29 April 2026, 10:44

Hessische Polizei schlägt gegen illegales Tuning und Raserei zu

Weißer Polizeiwagen vor einer befahrenen Straße mit mehreren Fahrzeugen, Gras und Bäumen auf beiden Seiten, aufgenommen außerhalb der Stadt.

Hessische Polizei schlägt gegen illegales Tuning und Raserei zu

Polizei in Hessen geht mit gezielten Kontrollen gegen gefährliches Fahren und illegale Fahrzeugumbauten vor

Die hessische Polizei hat in einer Reihe von gezielten Einsätzen gegen rücksichtsloses Fahren und unerlaubte Tuning-Maßnahmen durchgegriffen. Die Spezialeinheit "TRuP" (Zuständig für Tuner, Rennfahrer und Raserdelikte) führte am Wochenende in Hanau, Ronneburg und Offenbach Kontrollen durch. Mehrere Autofahrer müssen nun mit Bußgeldern, Fahrverboten und Fahrzeugbeschlagnahmungen rechnen, nachdem sie gegen Verkehrsregeln verstoßen hatten.

In Offenbach wurde ein Opel Astra OPC mit illegalen Umbauten sichergestellt. Der Halter musste ein Bußgeld von 90 Euro zzgl. zusätzlicher Kosten für die Veränderungen zahlen. Später stellten die Beamten fest, dass derselbe Fahrer das Fahrzeug trotz einer vorherigen Beschlagnahmung wieder auf die Straße gebracht hatte – ein Hinweis auf vorsätzliche Verstöße. Der Mann machte widersprüchliche Angaben dazu, wie das Auto wieder in Betrieb genommen wurde.

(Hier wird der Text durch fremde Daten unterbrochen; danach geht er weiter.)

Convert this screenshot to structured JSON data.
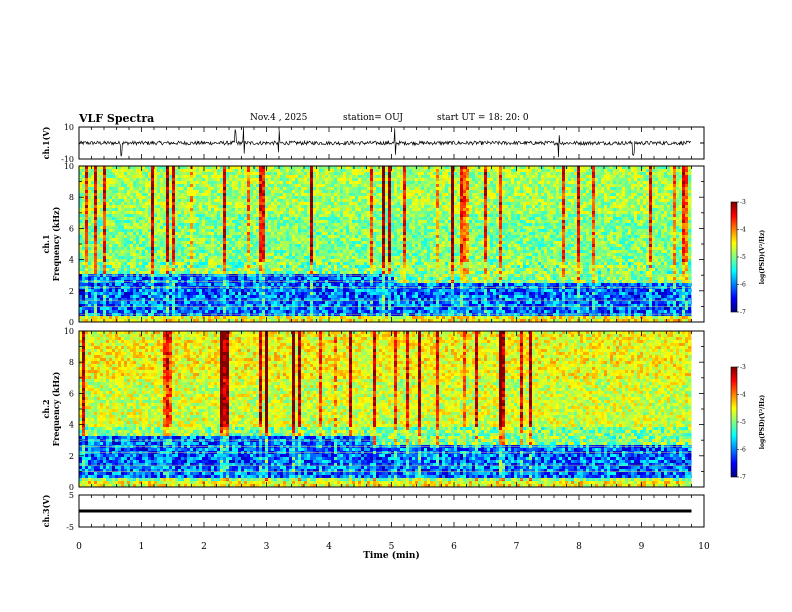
{
  "header": {
    "title": "VLF Spectra",
    "date": "Nov.4 , 2025",
    "station": "station= OUJ",
    "start": "start UT = 18: 20: 0"
  },
  "chart_data": [
    {
      "type": "line",
      "id": "ch1-waveform",
      "ylabel": "ch.1(V)",
      "ylim": [
        -10,
        10
      ],
      "yticks": [
        "10",
        "-10"
      ],
      "xlim": [
        0,
        10
      ],
      "data_xmax": 9.8,
      "baseline": 0,
      "description_values": {
        "mean": 0,
        "spike_times_min": [
          0.68,
          2.5,
          2.64,
          3.2,
          5.06,
          7.68,
          8.87
        ]
      }
    },
    {
      "type": "heatmap",
      "id": "ch1-spectrogram",
      "ylabel_line1": "ch.1",
      "ylabel_line2": "Frequency (kHz)",
      "ylim": [
        0,
        10
      ],
      "yticks": [
        "0",
        "2",
        "4",
        "6",
        "8",
        "10"
      ],
      "xlim": [
        0,
        10
      ],
      "data_xmax": 9.8,
      "dark_band_khz": [
        0.5,
        2.8
      ],
      "transition_time_min": 5.0,
      "colorbar": {
        "label": "log(PSD)(V²/Hz)",
        "range": [
          -7,
          -3
        ],
        "ticks": [
          "-3",
          "-4",
          "-5",
          "-6",
          "-7"
        ]
      }
    },
    {
      "type": "heatmap",
      "id": "ch2-spectrogram",
      "ylabel_line1": "ch.2",
      "ylabel_line2": "Frequency (kHz)",
      "ylim": [
        0,
        10
      ],
      "yticks": [
        "0",
        "2",
        "4",
        "6",
        "8",
        "10"
      ],
      "xlim": [
        0,
        10
      ],
      "data_xmax": 9.8,
      "dark_band_khz": [
        0.6,
        3.0
      ],
      "transition_time_min": 4.7,
      "colorbar": {
        "label": "log(PSD)(V²/Hz)",
        "range": [
          -7,
          -3
        ],
        "ticks": [
          "-3",
          "-4",
          "-5",
          "-6",
          "-7"
        ]
      }
    },
    {
      "type": "line",
      "id": "ch3-waveform",
      "ylabel": "ch.3(V)",
      "ylim": [
        -5,
        5
      ],
      "yticks": [
        "5",
        "-5"
      ],
      "xlim": [
        0,
        10
      ],
      "data_xmax": 9.8,
      "baseline": 0
    }
  ],
  "x_axis": {
    "label": "Time (min)",
    "ticks": [
      "0",
      "1",
      "2",
      "3",
      "4",
      "5",
      "6",
      "7",
      "8",
      "9",
      "10"
    ]
  },
  "colors": {
    "jet": [
      "#00007f",
      "#0000ff",
      "#007fff",
      "#00ffff",
      "#7fff7f",
      "#ffff00",
      "#ff7f00",
      "#ff0000",
      "#7f0000"
    ]
  }
}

Ein BMW M4 Competition wurde auf der Bundesstraße 448 mit 205 km/h (erlaubt sind 100 km/h) geblitzt. Der Fahrer erhielt ein Mindestbußgeld von 600 Euro sowie ein zweimonatiges Fahrverbot. In Hanau wurde ein Ford-Focus-Fahrer angehalten, nachdem ein Drogentest positiv auf Cannabis ausfiel. Der Mann besaß keinen gültigen Führerschein und war zudem wegen ausstehender Haftbefehle gesucht. Sowohl er als auch der Fahrzeugbesitzer, der das Auto trotz Kenntnis der rechtlichen Probleme ausgeliehen hatte, müssen nun mit weiteren Ermittlungen rechnen.

Am Sonntagnachmittag erwischten die Beamten in Hanau zwei weitere Fahrer, die bei Rot über die Ampel fuhren: Ein VW-Polo-Fahrer wurde mit 90 Euro Strafe belegt, ein Audi-A6-Lenker musste 200 Euro zahlen. In Ronneburg wurde ein besonders lauter VW Käfer nach wiederholten Lärmverstößen beschlagnahmt – der Besitzer muss mindestens 100 Euro Strafe zahlen. Zudem erhielten sechs Personen ein Betretungsverbot für das Gebiet Kinzigbogen in Hanau, nachdem sie mehrfach durch Verkehrsverstöße und technische Mängel an ihren Fahrzeugen aufgefallen waren.

Die Aktionen führten zu zahlreichen Bußgeldern, Fahrzeugbeschlagnahmungen und Fahrverboten. Die Behörden kündigten an, die Kontrollen fortzusetzen, um gefährliches Verhalten im Straßenverkehr einzudämmen. Den Tätern drohen nun rechtliche Konsequenzen – von Geldstrafen bis hin zu möglichen strafrechtlichen Ermittlungen.